Cuando la vida apenas comenzaba en la tierra de los mayas, el pájaro dziú tenía plumas de varios colores, y sus ojos castaños hacían juego con su plumaje.
En la primavera, construía su nido, empollaba sus hijuelos y los criaba, como es costumbre entre todas las aves.
Así fue, hasta que -un día-, yuum chaac, el dios de las aguas, quien también lo es de la agricultura, observó que el fructífero suelo iba perdiendo su fertilidad.

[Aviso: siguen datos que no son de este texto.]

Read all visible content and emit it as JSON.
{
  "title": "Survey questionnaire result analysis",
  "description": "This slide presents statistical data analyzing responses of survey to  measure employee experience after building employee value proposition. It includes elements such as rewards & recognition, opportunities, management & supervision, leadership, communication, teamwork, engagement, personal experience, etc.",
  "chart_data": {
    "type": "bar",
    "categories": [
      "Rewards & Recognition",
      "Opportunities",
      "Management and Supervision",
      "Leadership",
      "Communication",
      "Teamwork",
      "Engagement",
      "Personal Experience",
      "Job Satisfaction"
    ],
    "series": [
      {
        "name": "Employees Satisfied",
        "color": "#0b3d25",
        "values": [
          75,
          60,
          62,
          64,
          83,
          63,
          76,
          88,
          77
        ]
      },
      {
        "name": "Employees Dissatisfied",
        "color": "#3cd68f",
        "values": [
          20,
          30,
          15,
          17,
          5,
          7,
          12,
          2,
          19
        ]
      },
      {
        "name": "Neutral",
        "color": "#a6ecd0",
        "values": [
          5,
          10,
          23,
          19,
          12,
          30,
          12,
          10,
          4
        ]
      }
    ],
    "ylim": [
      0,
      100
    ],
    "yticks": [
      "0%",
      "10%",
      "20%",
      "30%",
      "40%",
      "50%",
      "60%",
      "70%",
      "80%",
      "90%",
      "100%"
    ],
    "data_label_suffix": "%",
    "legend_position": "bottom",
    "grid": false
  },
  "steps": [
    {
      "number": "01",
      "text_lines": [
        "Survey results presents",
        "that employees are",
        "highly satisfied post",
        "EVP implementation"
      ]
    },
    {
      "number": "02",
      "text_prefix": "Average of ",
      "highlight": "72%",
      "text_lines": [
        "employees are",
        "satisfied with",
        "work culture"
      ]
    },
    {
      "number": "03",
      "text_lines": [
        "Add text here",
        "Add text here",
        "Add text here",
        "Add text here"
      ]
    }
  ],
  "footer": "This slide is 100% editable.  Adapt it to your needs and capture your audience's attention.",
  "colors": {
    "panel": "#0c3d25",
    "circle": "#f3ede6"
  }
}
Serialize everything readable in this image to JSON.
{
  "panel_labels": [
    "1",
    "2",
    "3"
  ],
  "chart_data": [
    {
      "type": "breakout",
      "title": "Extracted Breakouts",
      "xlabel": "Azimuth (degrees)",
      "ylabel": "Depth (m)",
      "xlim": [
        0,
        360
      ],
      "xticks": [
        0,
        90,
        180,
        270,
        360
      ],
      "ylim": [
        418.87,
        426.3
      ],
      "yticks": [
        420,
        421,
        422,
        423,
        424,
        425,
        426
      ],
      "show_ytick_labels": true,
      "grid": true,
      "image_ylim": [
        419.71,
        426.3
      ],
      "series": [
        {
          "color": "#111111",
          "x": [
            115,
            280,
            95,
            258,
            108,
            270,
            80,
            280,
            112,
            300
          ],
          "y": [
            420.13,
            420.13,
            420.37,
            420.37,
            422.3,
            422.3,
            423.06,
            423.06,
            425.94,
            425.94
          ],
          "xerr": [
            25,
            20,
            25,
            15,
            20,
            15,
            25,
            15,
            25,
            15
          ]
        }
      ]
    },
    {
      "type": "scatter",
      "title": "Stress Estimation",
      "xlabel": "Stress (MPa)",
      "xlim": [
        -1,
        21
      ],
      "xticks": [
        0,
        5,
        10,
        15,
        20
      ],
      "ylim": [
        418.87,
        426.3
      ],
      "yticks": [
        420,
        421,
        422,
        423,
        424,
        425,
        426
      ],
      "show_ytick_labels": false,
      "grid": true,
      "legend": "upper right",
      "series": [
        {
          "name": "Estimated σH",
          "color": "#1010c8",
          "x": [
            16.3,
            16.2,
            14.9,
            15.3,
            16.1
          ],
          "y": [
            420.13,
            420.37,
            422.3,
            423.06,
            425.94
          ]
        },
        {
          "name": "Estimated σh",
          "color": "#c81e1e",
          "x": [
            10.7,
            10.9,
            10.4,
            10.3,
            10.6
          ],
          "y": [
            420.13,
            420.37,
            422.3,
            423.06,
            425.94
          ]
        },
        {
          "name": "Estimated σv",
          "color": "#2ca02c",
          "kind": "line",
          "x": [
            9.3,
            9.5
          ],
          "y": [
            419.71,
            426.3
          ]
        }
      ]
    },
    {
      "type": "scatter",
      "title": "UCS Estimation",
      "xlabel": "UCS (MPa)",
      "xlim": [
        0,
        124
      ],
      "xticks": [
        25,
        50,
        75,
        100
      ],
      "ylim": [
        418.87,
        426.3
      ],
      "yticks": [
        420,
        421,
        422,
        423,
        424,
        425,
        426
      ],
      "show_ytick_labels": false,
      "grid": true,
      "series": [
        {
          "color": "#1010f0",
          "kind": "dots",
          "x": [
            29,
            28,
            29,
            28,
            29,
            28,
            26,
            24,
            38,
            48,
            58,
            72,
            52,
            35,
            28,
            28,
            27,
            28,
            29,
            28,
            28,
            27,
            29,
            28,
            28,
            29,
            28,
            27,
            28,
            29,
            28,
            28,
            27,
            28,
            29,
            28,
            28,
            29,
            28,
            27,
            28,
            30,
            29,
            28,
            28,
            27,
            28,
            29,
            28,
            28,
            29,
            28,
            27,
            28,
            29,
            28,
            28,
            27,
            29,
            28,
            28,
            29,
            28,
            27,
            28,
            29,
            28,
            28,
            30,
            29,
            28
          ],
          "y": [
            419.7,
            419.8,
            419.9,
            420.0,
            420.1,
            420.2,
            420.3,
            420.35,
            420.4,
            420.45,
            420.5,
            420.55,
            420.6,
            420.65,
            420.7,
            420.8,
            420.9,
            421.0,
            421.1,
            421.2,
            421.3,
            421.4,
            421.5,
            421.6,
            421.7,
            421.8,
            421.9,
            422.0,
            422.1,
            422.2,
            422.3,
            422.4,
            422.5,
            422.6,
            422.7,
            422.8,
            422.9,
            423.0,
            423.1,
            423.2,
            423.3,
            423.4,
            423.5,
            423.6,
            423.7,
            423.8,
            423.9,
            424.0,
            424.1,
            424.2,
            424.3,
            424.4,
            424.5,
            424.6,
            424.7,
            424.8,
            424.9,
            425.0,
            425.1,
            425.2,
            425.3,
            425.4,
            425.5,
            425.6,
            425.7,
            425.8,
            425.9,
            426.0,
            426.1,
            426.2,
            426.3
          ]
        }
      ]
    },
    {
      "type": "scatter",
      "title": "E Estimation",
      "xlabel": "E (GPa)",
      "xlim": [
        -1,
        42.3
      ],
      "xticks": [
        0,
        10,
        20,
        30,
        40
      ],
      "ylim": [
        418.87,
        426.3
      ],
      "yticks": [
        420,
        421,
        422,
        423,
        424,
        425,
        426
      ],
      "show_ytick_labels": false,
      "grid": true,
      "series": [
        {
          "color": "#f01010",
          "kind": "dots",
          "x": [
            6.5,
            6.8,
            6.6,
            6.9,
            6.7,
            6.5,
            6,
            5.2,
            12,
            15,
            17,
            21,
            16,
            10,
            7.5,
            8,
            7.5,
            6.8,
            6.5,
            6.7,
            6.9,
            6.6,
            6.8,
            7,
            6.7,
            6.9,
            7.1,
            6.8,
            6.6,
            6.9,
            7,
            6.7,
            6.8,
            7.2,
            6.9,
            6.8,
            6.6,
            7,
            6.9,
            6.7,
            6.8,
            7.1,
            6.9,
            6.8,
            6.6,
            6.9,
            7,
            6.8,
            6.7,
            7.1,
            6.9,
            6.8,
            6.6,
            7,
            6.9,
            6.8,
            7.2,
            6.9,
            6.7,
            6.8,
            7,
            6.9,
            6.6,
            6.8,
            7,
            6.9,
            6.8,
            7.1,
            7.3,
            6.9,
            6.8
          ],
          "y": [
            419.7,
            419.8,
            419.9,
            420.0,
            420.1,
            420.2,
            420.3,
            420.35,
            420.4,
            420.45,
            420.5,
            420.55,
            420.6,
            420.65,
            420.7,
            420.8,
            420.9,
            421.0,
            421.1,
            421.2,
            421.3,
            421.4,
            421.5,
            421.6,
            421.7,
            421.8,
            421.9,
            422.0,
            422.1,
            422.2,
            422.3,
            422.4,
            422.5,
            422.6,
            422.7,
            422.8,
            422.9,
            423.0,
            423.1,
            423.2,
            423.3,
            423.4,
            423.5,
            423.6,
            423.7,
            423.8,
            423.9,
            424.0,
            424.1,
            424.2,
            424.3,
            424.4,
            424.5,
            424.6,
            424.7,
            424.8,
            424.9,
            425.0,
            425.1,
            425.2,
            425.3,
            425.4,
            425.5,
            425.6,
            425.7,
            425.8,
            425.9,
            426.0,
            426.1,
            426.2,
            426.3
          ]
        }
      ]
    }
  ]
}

Yuum chaac, después de meditar, convocó a todos los pájaros, y les explicó que, como último recurso, sólo les quedaba quemar las milpas, con el objetivo de que las cenizas fertilizaran la tierra. La primera chispa la proporcionaría kak, el dios del fuego; pero antes, debían recoger las diferentes clases de semillas para la siembra del año venidero.
A la mañana siguiente, dziú -siempre el primero ante el deber- llegó muy temprano al lugar designado. Trabajó muy diligentemente, reunió más semillas que ningún otro pájaro, y luego, con el permiso de yuum chaac, se retiró a descansar bajo la sombra de un arbusto. Tan pronto los otros pájaros notaron su ausencia, comenzaron a perder el entusiasmo.
Entonces, yuum chaac, al darse cuenta de que el fuego iba avanzando rápidamente hacia el sembradío de maíz, y que los trabajadores no habían conseguido llegar a él, pidió auxilio.
Dziú alcanzó a escuchar el último de sus tres llamados, y salió de manera precipitada del lugar donde reposa. Tenía ante sí un cuadro aterrador. Su elección estaba clara. Voló a la copa de un árbol, desde arriba estudió la situación, y -cerrando los ojos-, se arrojó sobre el fuego que lo consumía todo.
Una vez reunidas las semillas suficientes para reponer las milpas destruidas, cayó al suelo exhausto, con los ojos inflamados, las plumas completamente quemadas y el cuerpo cubierto de ampollas. Inmediatamente, los pájaros corrieron hacia él para prodigarle sus cuidados.
Se había salvado la semilla del maíz, tras una hazaña tal, que -como gesto de gratitud- los pájaros de la tierra del mayab, se ofrecieron para empollar y criar a todos los descendientes de dziú, el cuco.
Y con el propósito de que los pájaros no olvidasen su promesa, yuum chaac decretó que los ojos de dziú se mantuvieran siempre enrojecidos, y que los extremos de sus alas tuvieran -en lo adelante- el color de las cenizas.